Tuesday 30 April 2019

The Green Lady of Crathes

Lario Tus/Shutterstock.com
One thing you could never accuse this ghost of is being shy. She has been seen by a whole host of people, including Queen Victoria when she came to stay at Crathes Castle. She may even have been captured on camera as recently as two years ago.

The building itself is a picturesque Jacobean edifice standing on the banks of Loch Leys in Deeside, in the border county of Dumfries and Galloway. Building was started here by Alexander Burnett of Leys in 1550, and not completed until 1590 but its most famous inhabitant – known simply as the Green Lady of Crathes – seems to have been haunting the area long before the castle was constructed.
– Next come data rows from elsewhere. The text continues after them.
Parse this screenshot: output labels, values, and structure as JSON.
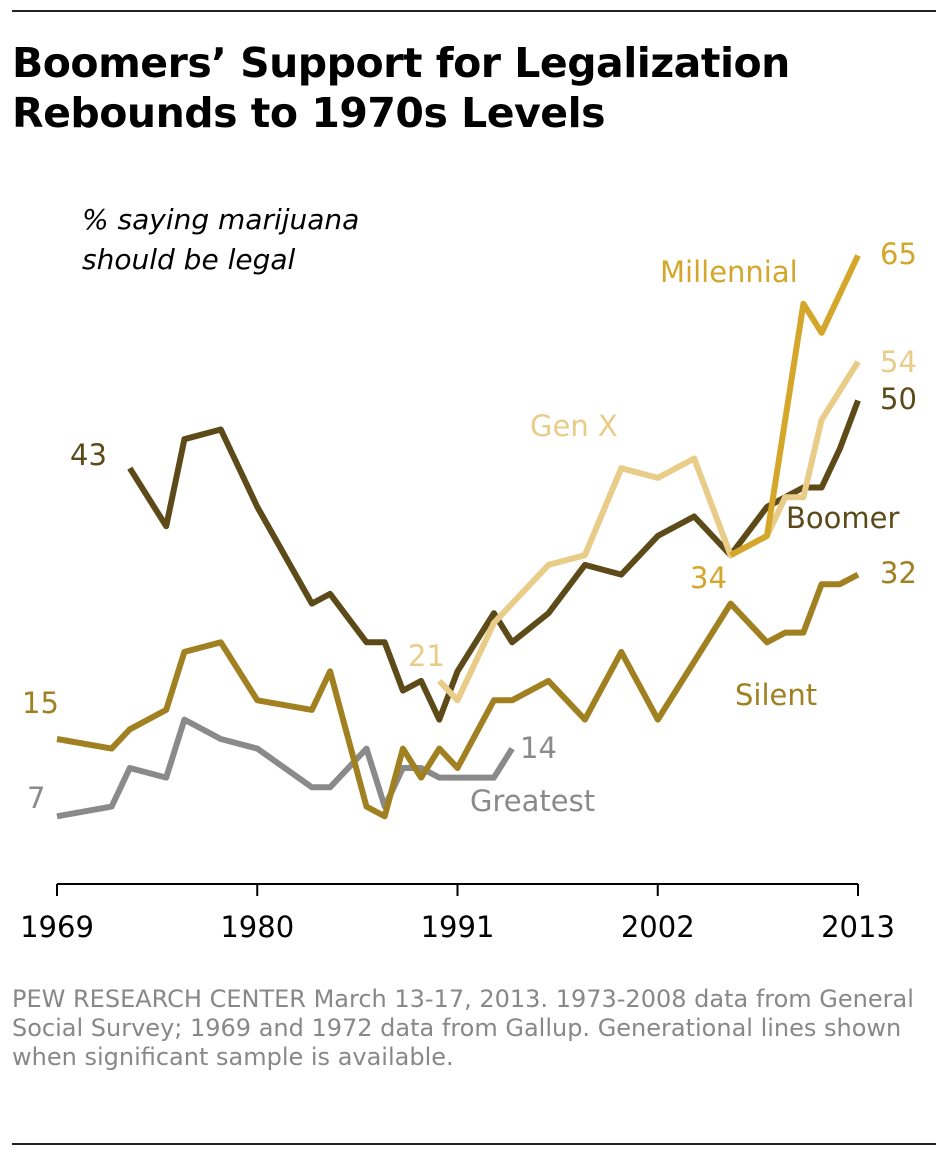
{
  "chart_data": {
    "type": "line",
    "title": "Boomers’ Support for Legalization Rebounds to 1970s Levels",
    "title_lines": [
      "Boomers’ Support for Legalization",
      "Rebounds to 1970s Levels"
    ],
    "subtitle_lines": [
      "% saying marijuana",
      "should be legal"
    ],
    "xlabel": "",
    "ylabel": "",
    "x_ticks": [
      "1969",
      "1980",
      "1991",
      "2002",
      "2013"
    ],
    "xlim": [
      1969,
      2013
    ],
    "ylim": [
      0,
      70
    ],
    "grid": false,
    "series": [
      {
        "name": "Greatest",
        "color": "#8a8a8a",
        "x": [
          1969,
          1972,
          1973,
          1975,
          1976,
          1978,
          1980,
          1983,
          1984,
          1986,
          1987,
          1988,
          1989,
          1990,
          1991,
          1993,
          1994
        ],
        "values": [
          7,
          8,
          12,
          11,
          17,
          15,
          14,
          10,
          10,
          14,
          8,
          12,
          12,
          11,
          11,
          11,
          14
        ],
        "start_label": "7",
        "end_label": "14"
      },
      {
        "name": "Silent",
        "color": "#a08020",
        "x": [
          1969,
          1972,
          1973,
          1975,
          1976,
          1978,
          1980,
          1983,
          1984,
          1986,
          1987,
          1988,
          1989,
          1990,
          1991,
          1993,
          1994,
          1996,
          1998,
          2000,
          2002,
          2004,
          2006,
          2008,
          2009,
          2010,
          2011,
          2012,
          2013
        ],
        "values": [
          15,
          14,
          16,
          18,
          24,
          25,
          19,
          18,
          22,
          8,
          7,
          14,
          11,
          14,
          12,
          19,
          19,
          21,
          17,
          24,
          17,
          23,
          29,
          25,
          26,
          26,
          31,
          31,
          32
        ],
        "start_label": "15",
        "end_label": "32"
      },
      {
        "name": "Boomer",
        "color": "#5c4a18",
        "x": [
          1973,
          1975,
          1976,
          1978,
          1980,
          1983,
          1984,
          1986,
          1987,
          1988,
          1989,
          1990,
          1991,
          1993,
          1994,
          1996,
          1998,
          2000,
          2002,
          2004,
          2006,
          2008,
          2009,
          2010,
          2011,
          2012,
          2013
        ],
        "values": [
          43,
          37,
          46,
          47,
          39,
          29,
          30,
          25,
          25,
          20,
          21,
          17,
          22,
          28,
          25,
          28,
          33,
          32,
          36,
          38,
          34,
          39,
          40,
          41,
          41,
          45,
          50
        ],
        "start_label": "43",
        "end_label": "50"
      },
      {
        "name": "Gen X",
        "color": "#e8cc88",
        "x": [
          1990,
          1991,
          1993,
          1994,
          1996,
          1998,
          2000,
          2002,
          2004,
          2006,
          2008,
          2009,
          2010,
          2011,
          2012,
          2013
        ],
        "values": [
          21,
          19,
          27,
          29,
          33,
          34,
          43,
          42,
          44,
          34,
          36,
          40,
          40,
          48,
          51,
          54
        ],
        "start_label": "21",
        "end_label": "54"
      },
      {
        "name": "Millennial",
        "color": "#d4a62a",
        "x": [
          2006,
          2008,
          2009,
          2010,
          2011,
          2012,
          2013
        ],
        "values": [
          34,
          36,
          48,
          60,
          57,
          61,
          65
        ],
        "start_label": "34",
        "end_label": "65"
      }
    ],
    "footnote": "PEW RESEARCH  CENTER March 13-17, 2013. 1973-2008 data from General Social Survey;  1969 and 1972 data from Gallup. Generational lines shown when significant sample is available."
  }
}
According to some traditions, she may have lived in an earlier castle which stood on the same spot and whose stones were incorporated into the present structure. 

Another – and more widely held – legend states that she was either a servant girl or a ward of the Laird of the present castle, during the late 1500s. Sadly, we have no name for her and she is alleged to have disappeared shortly after giving birth. Givent he cited circumstances, we can hazard a guess as to the identity of the baby's father.

 Whatever the truth of her identity may be, this ghost manifests herself in a particular room which, for obvious reasons is known as the Green Lady’s Room, where – dressed in the green robe that gives her its name - she glides serenely across the floor until she stops by the fireplace and lifts up a baby, apparently out of thin air. She then cradles the infant in her arms. In a sinister turn of events, when renovations were carried out on the room during the 1800s, skeletal remains of a young woman and a baby were discovered under the hearthstone. 

The Green Lady never threatens or harms anyone although her sudden appearance is signalled by temperature fluctuations and some visitors have reported feeling a palpable sense of dread on entering her room. However, she has been known to appear to members of the Burnett family, and to them she represents a warning of impending death or other disaster.

In November of 2016 a photograph, taken by Bill Andrew of his family outside the castle, shows a ghostly figure in the doorway behind. Apparently, there has been something of an upsurge in paranormal activity at the castle of late.

The castle does seem to be something of a hive of supernatural activity and the Green Lady isn’t the only spectral presence. Archives record the frightening appearance of a luminous block of ice, moving as if it were a human walking. Not surprisingly these appearances go hand in hand with a sharp and dramatic drop in temperature.

A further ghost – known as the White Lady – turns up from time to time. She is thought to be Alexander Burnett’s young lover, Bertha. Burnett’s mother – Lady Agnes - deemed her unworthy of becoming her son’s wife and poisoned her.

Lady Agnes also haunts the castle and returns on the anniversary of her death.

The castle is now owned by the National Trust for Scotland, having been given to them by the Burnett family in 1951, and is a popular tourist destination. It is famed for its incredible, ornate painted ceilings and magnificent furniture, as well as possessing extensive, beautiful grounds and gardens. Certainly one to put on your list of places to visit this summer.

May all your ghostly encounters be friendly ones...


  1. Will this be the subject of an upcoming book, Cat? Would make a great Historical (Non?) Fiction. You could fill in all the blanks on the Green Lady's story. Just something to think about.
    A really great post - I want to know more. Perhaps I will have to plan a visit myself. I'd love that!

    1. Thanks, Kabrini Message. I haven't planned it as a story but you never know... Scotland has so many ghosts and haunted places it's difficult to choose. I am still working my way around Edinburgh's spooky Old Town

  2. This is so interesting, but the line about the woman and child's bones behind the hearthstone . . . oh, that's sad!

    1. Yes, it is sad, isn't it, Priscilla? And not the first time I have learned of such a discovery either.